Il caso politico delle infrastrutture

Il consolidamento dei rapporti transalpini offre a Roma una sponda politica necessaria in una fase di esplicita freddezza con l’amministrazione di Washington, segnata dai continui attacchi politici del presidente statunitense alla premier italiana. La solidità dell’asse bilaterale si riflette anche nella gestione delle polemiche interne sulla sovranità militare.
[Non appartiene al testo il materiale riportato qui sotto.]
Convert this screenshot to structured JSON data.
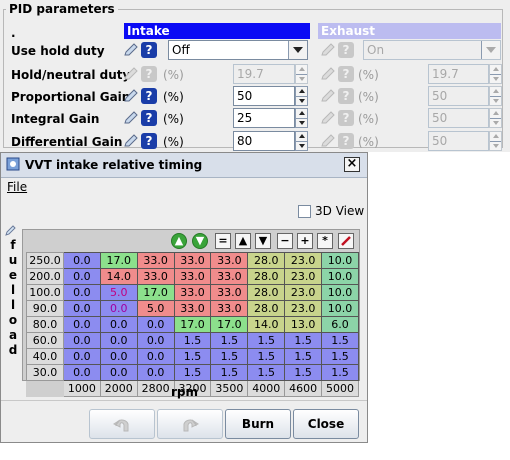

Meloni ha respinto con fermezza le accuse sollevate dalle opposizioni parlamentari, che ipotizzavano un uso non autorizzato delle basi aeree nazionali per l’operazione statunitense denominata ‘Epic fury’. La premier ha negato ogni envolvimento diretto nei raid aerei contro Teheran, difendendo l’operato del governo in linea con quanto già comunicato dal ministero della Difesa. Teheran ha formulato accuse formali contro l’Italia e altri paesi europei, ma Roma ha ribadito il pieno rispetto dei vincoli giuridici e dei trattati internazionali vigenti, escludendo azioni offensive.

I limiti delle concessioni logistiche

“Abbiamo rispettato i nostri impegni cedendo le basi per attività non cinetiche ma di logistica e tecnica”, ha spiegato Meloni, sottolineando che “quando si sono prospettate richieste che esulavano da quel perimetro non abbiamo concesso l’autorizzazione”. La premier ha ribadito la trasparenza dell’esecutivo: “Il Governo ha fatto quel che ha dichiarato in Parlamento”, respingendo così le richieste delle minoranze di riferire alle Camere.

Il dibattito politico è stato alimentato da un’intervista televisiva del segretario generale della Nato, Mark Rutte, a Fox News, in cui si menzionava il decollo di circa 500 vettori militari dalle installazioni italiane. La presidente del Consiglio ha definito tali dichiarazioni una “entusiastica ricostruzione” che confonde la tipologia dei voli autorizzati. Meloni ha insinuato che la tesi di Rutte risponda alla volontà di compiacere Donald Trump in vista del prossimo vertice alleato, raccomandando massima prudenza.